A Brief History of the Penn Treebank – Mitch Marcus (University of Pennsylvania)
The Penn Treebank, initially released in 1992, was the first richly annotated text corpus widely available within the natural language processing (NLP) community. Its release led within a few years to the development of the first competent English parsers, and helped spark the statistical revolution within NLP. Over the past 20 years, the Penn Treebank has become the de facto standard for training and test English parsers, and still plays this role nearly 2 decades after its release. This talk will briefly describe the Penn Treebank and its applications, then discuss the history of the Treebank’s development from Fred Jelinek’s first proposal of a treebank to DARPA in 1987 through our development of the Treebank from 1989 until the release of Treebank II in 1995. I will attempt to explain the Penn Treebank’s motivations and the process of creating it, perhaps explaining why it has some of its more peculiar properties.This talk describes joint work with Beatrice Santorini, Mary Ann Marcinkiewicz, Grace Kim, Ann Bies, and many others.

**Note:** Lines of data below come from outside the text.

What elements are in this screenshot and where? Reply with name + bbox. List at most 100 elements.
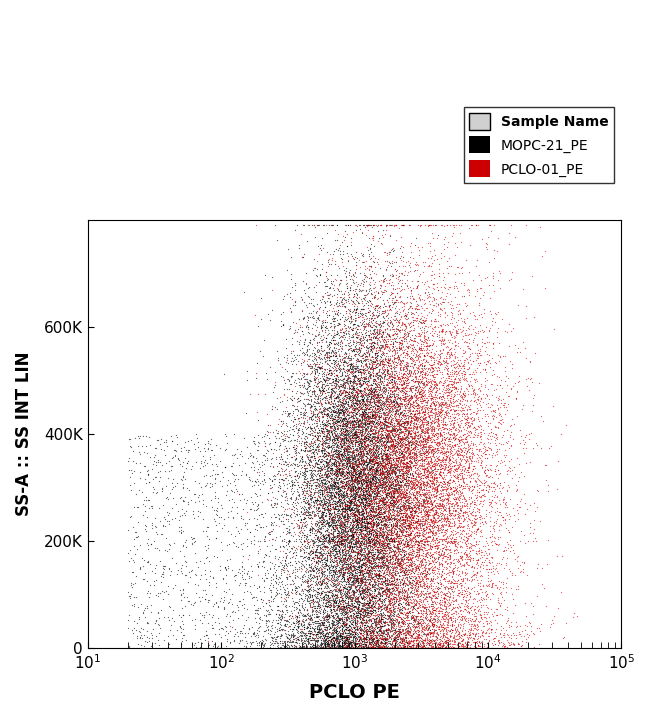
Point [423, 508, 434, 520]
Point [385, 632, 396, 644]
Point [473, 384, 483, 395]
Point [299, 347, 309, 358]
Point [341, 546, 351, 557]
Point [370, 462, 381, 474]
Point [371, 462, 382, 474]
Point [456, 472, 467, 483]
Point [330, 519, 341, 531]
Point [332, 635, 342, 646]
Point [369, 312, 380, 323]
Point [437, 495, 447, 506]
Point [459, 628, 469, 640]
Point [415, 451, 425, 462]
Point [320, 642, 330, 654]
Point [294, 489, 304, 500]
Point [375, 423, 385, 435]
Point [353, 472, 363, 483]
Point [341, 633, 352, 645]
Point [343, 356, 353, 368]
Point [306, 493, 316, 504]
Point [402, 617, 412, 629]
Point [450, 429, 461, 441]
Point [474, 399, 485, 411]
Point [318, 642, 328, 654]
Point [304, 642, 315, 654]
Point [410, 631, 421, 642]
Point [289, 477, 299, 488]
Point [371, 630, 382, 642]
Point [354, 456, 364, 467]
Point [371, 507, 382, 518]
Point [337, 399, 348, 410]
Point [335, 274, 345, 285]
Point [395, 295, 406, 307]
Point [261, 609, 271, 621]
Point [445, 558, 456, 569]
Point [325, 453, 335, 465]
Point [233, 612, 244, 624]
Point [410, 531, 421, 542]
Point [406, 434, 416, 445]
Point [322, 637, 333, 649]
Point [391, 328, 401, 340]
Point [358, 505, 368, 516]
Point [362, 449, 372, 460]
Point [356, 554, 367, 565]
Point [385, 391, 396, 402]
Point [410, 588, 421, 599]
Point [434, 621, 445, 632]
Point [350, 407, 360, 419]
Point [354, 460, 365, 471]
Point [299, 619, 309, 630]
Point [393, 545, 403, 556]
Point [292, 429, 303, 440]
Point [328, 442, 339, 453]
Point [212, 503, 222, 514]
Point [356, 493, 366, 505]
Point [372, 618, 383, 630]
Point [333, 431, 344, 442]
Point [321, 355, 332, 366]
Point [326, 589, 337, 601]
Point [299, 473, 309, 485]
Point [363, 522, 373, 533]
Point [358, 323, 369, 335]
Point [395, 432, 406, 443]
Point [423, 412, 434, 423]
Point [327, 621, 337, 632]
Point [452, 470, 463, 482]
Point [281, 589, 291, 601]
Point [358, 398, 369, 409]
Point [492, 545, 502, 556]
Point [337, 503, 347, 515]
Point [476, 544, 487, 556]
Point [315, 541, 326, 553]
Point [365, 566, 375, 578]
Point [461, 329, 471, 341]
Point [353, 465, 363, 477]
Point [411, 642, 422, 654]
Point [430, 380, 441, 391]
Point [402, 457, 413, 468]
Point [391, 528, 401, 539]
Point [395, 435, 406, 447]
Point [413, 500, 424, 512]
Point [328, 564, 339, 576]
Point [334, 603, 345, 614]
Point [349, 642, 359, 654]
Point [187, 565, 197, 576]
Point [420, 578, 430, 589]
Point [306, 412, 316, 424]
Point [317, 506, 327, 518]
Point [374, 505, 384, 516]
Point [421, 581, 432, 592]
Point [342, 570, 352, 581]
Point [318, 503, 329, 514]
Point [492, 513, 502, 525]
Point [333, 481, 343, 493]
Point [396, 348, 406, 360]
Point [417, 366, 428, 377]
Point [413, 519, 423, 531]
Point [447, 608, 457, 619]
Point [436, 634, 446, 645]
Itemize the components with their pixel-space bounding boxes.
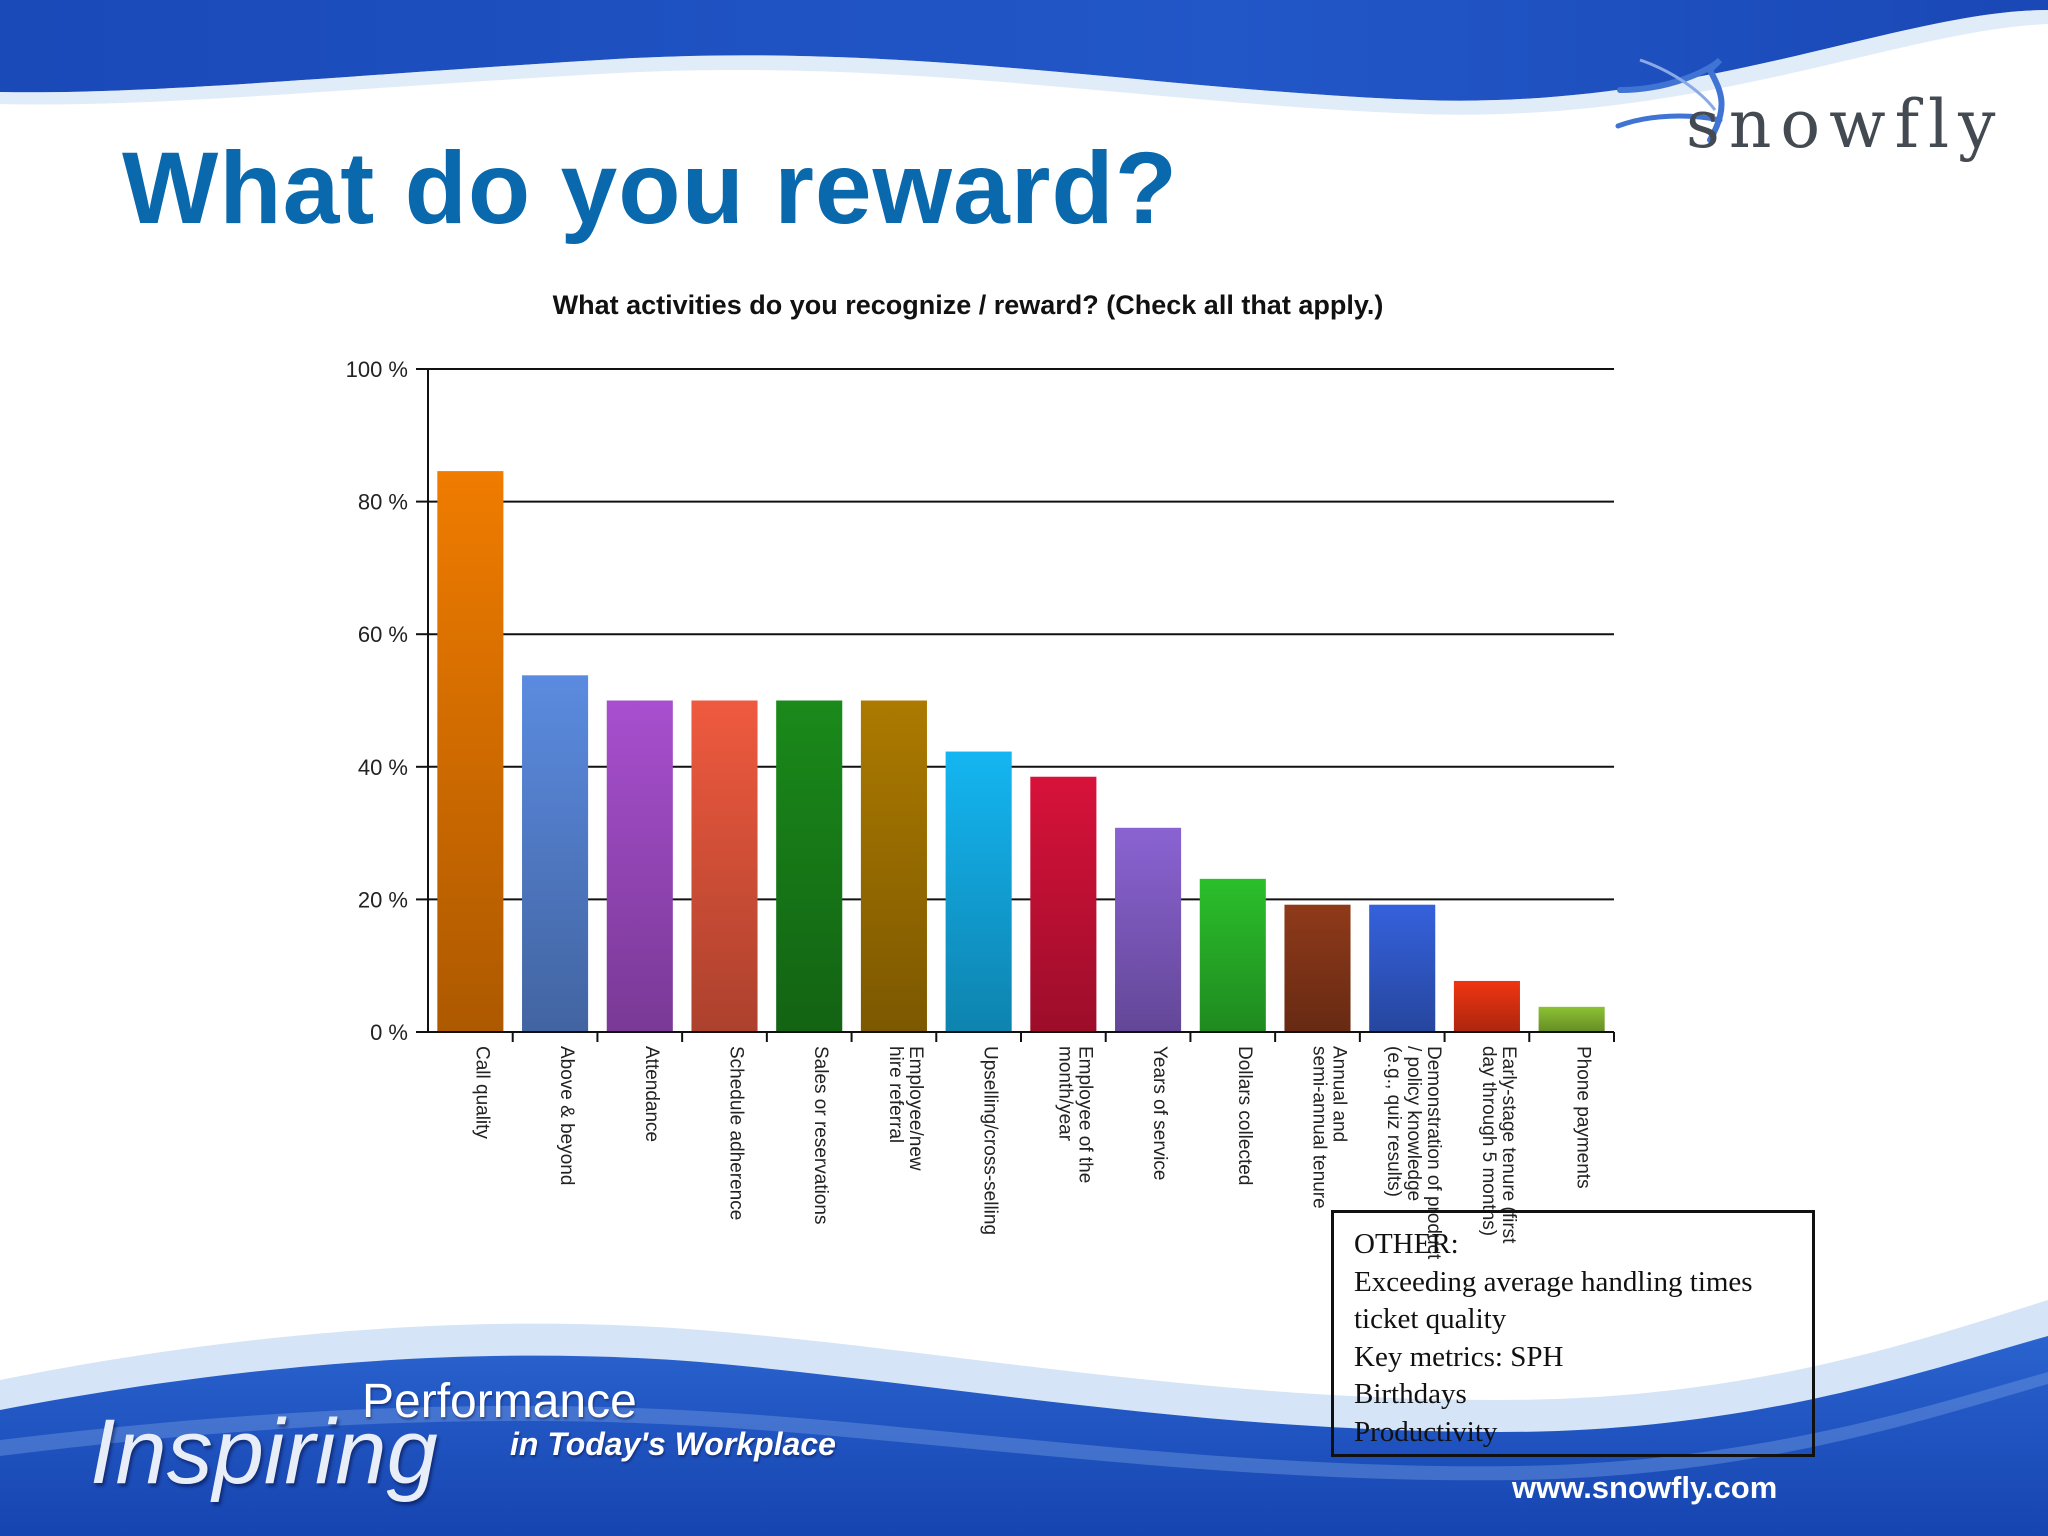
category-label: Employee of the (1074, 1046, 1095, 1183)
category-label: month/year (1054, 1046, 1075, 1142)
footer-url-link[interactable]: www.snowfly.com (1512, 1470, 1778, 1505)
category-label: Above & beyond (556, 1046, 577, 1185)
tagline-top: Performance (362, 1375, 637, 1428)
tagline-main: Inspiring (90, 1401, 438, 1503)
bar (1284, 904, 1351, 1032)
gridlines (428, 368, 1614, 901)
category-label: day through 5 months) (1478, 1046, 1499, 1236)
category-label: Call quality (471, 1046, 492, 1139)
bottom-wave (0, 1336, 2048, 1536)
category-label: (e.g., quiz results) (1383, 1046, 1404, 1197)
y-tick-label: 0 % (370, 1020, 408, 1045)
category-label: Employee/new (905, 1046, 926, 1171)
category-label: semi-annual tenure (1309, 1046, 1330, 1209)
bar (860, 700, 927, 1032)
bars (437, 471, 1605, 1032)
y-tick-label: 100 % (346, 357, 408, 382)
bar (1199, 878, 1266, 1032)
y-tick-label: 20 % (358, 887, 408, 912)
tagline-sub: in Today's Workplace (510, 1426, 836, 1462)
bar (1369, 904, 1436, 1032)
category-label: hire referral (885, 1046, 906, 1143)
category-label: Demonstration of product (1423, 1046, 1444, 1260)
top-wave (0, 0, 2048, 101)
category-label: / policy knowledge (1403, 1046, 1424, 1201)
other-item: ticket quality (1354, 1303, 1507, 1335)
category-label: Upselling/cross-selling (980, 1046, 1001, 1235)
bar (522, 675, 589, 1032)
category-label: Dollars collected (1234, 1046, 1255, 1185)
slide-title: What do you reward? (122, 131, 1179, 245)
bar (437, 471, 504, 1032)
bar (776, 700, 843, 1032)
footer-tagline: Inspiring Performance in Today's Workpla… (90, 1370, 870, 1510)
other-item: Key metrics: SPH (1354, 1340, 1564, 1373)
category-label: Attendance (641, 1046, 662, 1142)
category-label: Annual and (1329, 1046, 1350, 1142)
category-labels: Call quality Above & beyond Attendance Sche… (471, 1046, 1593, 1260)
other-heading: OTHER: (1354, 1228, 1459, 1260)
bar (1115, 827, 1182, 1032)
snowfly-logo: snowfly (1610, 30, 2040, 190)
logo-wordmark: snowfly (1686, 86, 2005, 163)
bar (1538, 1006, 1605, 1032)
other-responses-box: OTHER: Exceeding average handling times … (1331, 1210, 1815, 1457)
category-label: Sales or reservations (810, 1046, 831, 1224)
category-label: Phone payments (1573, 1046, 1594, 1189)
axes: 0 % 20 % 40 % 60 % 80 % 100 % (346, 357, 1615, 1045)
bar (945, 751, 1012, 1032)
y-tick-label: 80 % (358, 490, 408, 515)
category-label: Schedule adherence (726, 1046, 747, 1220)
other-item: Birthdays (1354, 1378, 1467, 1410)
category-label: Years of service (1149, 1046, 1170, 1180)
category-label: Early-stage tenure (first (1498, 1046, 1519, 1244)
bar (1030, 776, 1097, 1032)
other-item: Exceeding average handling times (1354, 1265, 1753, 1298)
bar (606, 700, 673, 1032)
bar (1453, 980, 1520, 1032)
logo-swoosh-icon (1615, 57, 1725, 143)
other-item: Productivity (1354, 1415, 1498, 1448)
bar (691, 700, 758, 1032)
chart-title: What activities do you recognize / rewar… (553, 290, 1384, 320)
y-tick-label: 40 % (358, 755, 408, 780)
y-tick-label: 60 % (358, 622, 408, 647)
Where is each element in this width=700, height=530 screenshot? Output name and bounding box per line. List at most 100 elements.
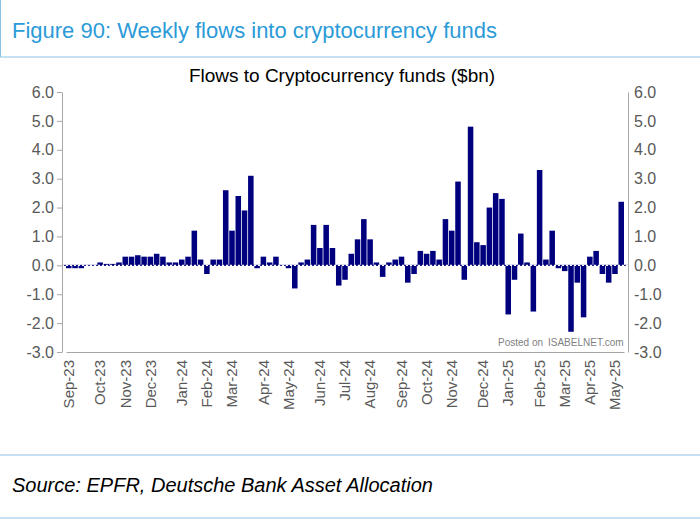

Mitchell Marcus is the RCA Professor of Artificial Intelligence in the Department of Computer and Information Science at the University of Pennsylvania. He was the principal investigator for the Penn Treebank Project through the mid-1990s; he and his collaborators continue to develop hand-annotated corpora for use world-wide as training materials for statistical natural language systems. Other research interests include: statistical natural language processing, human-robot communication, and cognitively plausible models for automatic acquisition of linguistic structure. He has served as chair of Penn’s Computer and Information Science Department, as chair of the Penn Faculty Senate, and as president of the Association for Computational Linguistics. He is also a Fellow of the American Association of Artificial Intelligence. He currently serves as chair of the Advisory Committee of the Center of Excellence in Human Language Technology at JHU, as well as serving as a member of the advisory committee for the Department of Computer and Information Science.